There is some criticism too labeled against capital leasing and operating leasing. Let us give the arguments given by the proponents and opponents regarding the two types of equipment leasing. It is argued that a firm knowing about the possible obsolescence of high technology equipment may not want to purchase any equipment. Instead, it will prefer to go for operating lease to avoid the possible risk of obsolescence. There is one difference between an operating lease and capital/financial lease.
Operating lease is short-term and cancelable by the lessee. It is also called as an ‘Open end Lease Agreement’. In case of a financial lease, the risk of equipment obsolescence is shifted to the lessee rather than on the lessor.
The reason is that it is a long-term and non-cancelable agreement or contract. Hence, lessee is required to make rental payments even after obsolescence of equipment. On the other hand, it is said that in operating lease, the risk of loss shifts from lessee to lessor.

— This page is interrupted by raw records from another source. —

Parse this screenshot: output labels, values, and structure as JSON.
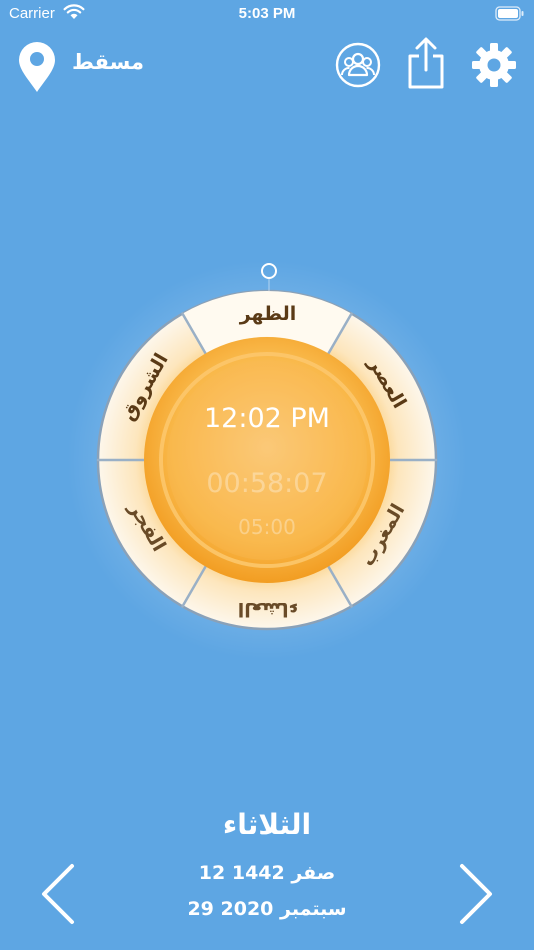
{
  "status_bar": {
    "carrier": "Carrier",
    "time": "5:03 PM"
  },
  "header": {
    "city": "مسقط",
    "icons": [
      "location-pin-icon",
      "people-icon",
      "share-icon",
      "gear-icon"
    ]
  },
  "prayer_wheel": {
    "segments": [
      {
        "name": "الظهر",
        "active": true
      },
      {
        "name": "العصر",
        "active": false
      },
      {
        "name": "المغرب",
        "active": false
      },
      {
        "name": "العشاء",
        "active": false
      },
      {
        "name": "الفجر",
        "active": false
      },
      {
        "name": "الشروق",
        "active": false
      }
    ],
    "current_time": "12:02 PM",
    "remaining": "00:58:07",
    "next_time": "05:00"
  },
  "footer": {
    "day": "الثلاثاء",
    "hijri_date": "12 صفر 1442",
    "gregorian_date": "29 سبتمبر 2020"
  },
  "colors": {
    "background": "#5ea6e3",
    "sun": "#f8b03c",
    "ring": "#fdf4e3",
    "label": "#5a3a16"
  }
}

This reasoning is not correct because if the lessor is concerned about the possible obsolescence, he will certainly compensate for this risk by charging higher lease rentals. As a matter of fact, it is more or less a ‘war of wits’ only.
3. Sale and Leaseback:
It is a sub-part of finance lease. Under a sale and leaseback arrangement, a firm sells an asset to another party who in turn leases it back to the firm. The asset is usually sold at the market value on the day. The firm, thus, receives the sales price in cash, on the one hand, and economic use of the asset sold, on the other.
Yes, the firm is obliged to make periodic rental payments to the lessor. Sale and leaseback arrangement is beneficial for both lessor and lessee. While the former gets tax benefits due to depreciation, the latter has immediate cash inflow which improves his liquidity position.
In fact, such arrangement is popular with companies facing short-term liquidity crisis. However, under this arrangement, the assets are not physically exchanged but it all happens in records only.
This is nothing but a paper transaction. Sale and lease back transaction is suitable for those assets, which are not subjected to depreciation but appreciation, say for example, land.
4. Leveraged Leasing:
A special form of leasing has become very popular in recent years. This is known as Leveraged Leasing. This is popular in the financing of “big-tickets” assets such as aircraft, oil rigs and railway equipments. In contrast to earlier mentioned three types of leasing, three parties are involved in case of leveraged lease arrangement – Lessee, Lessor and the lender.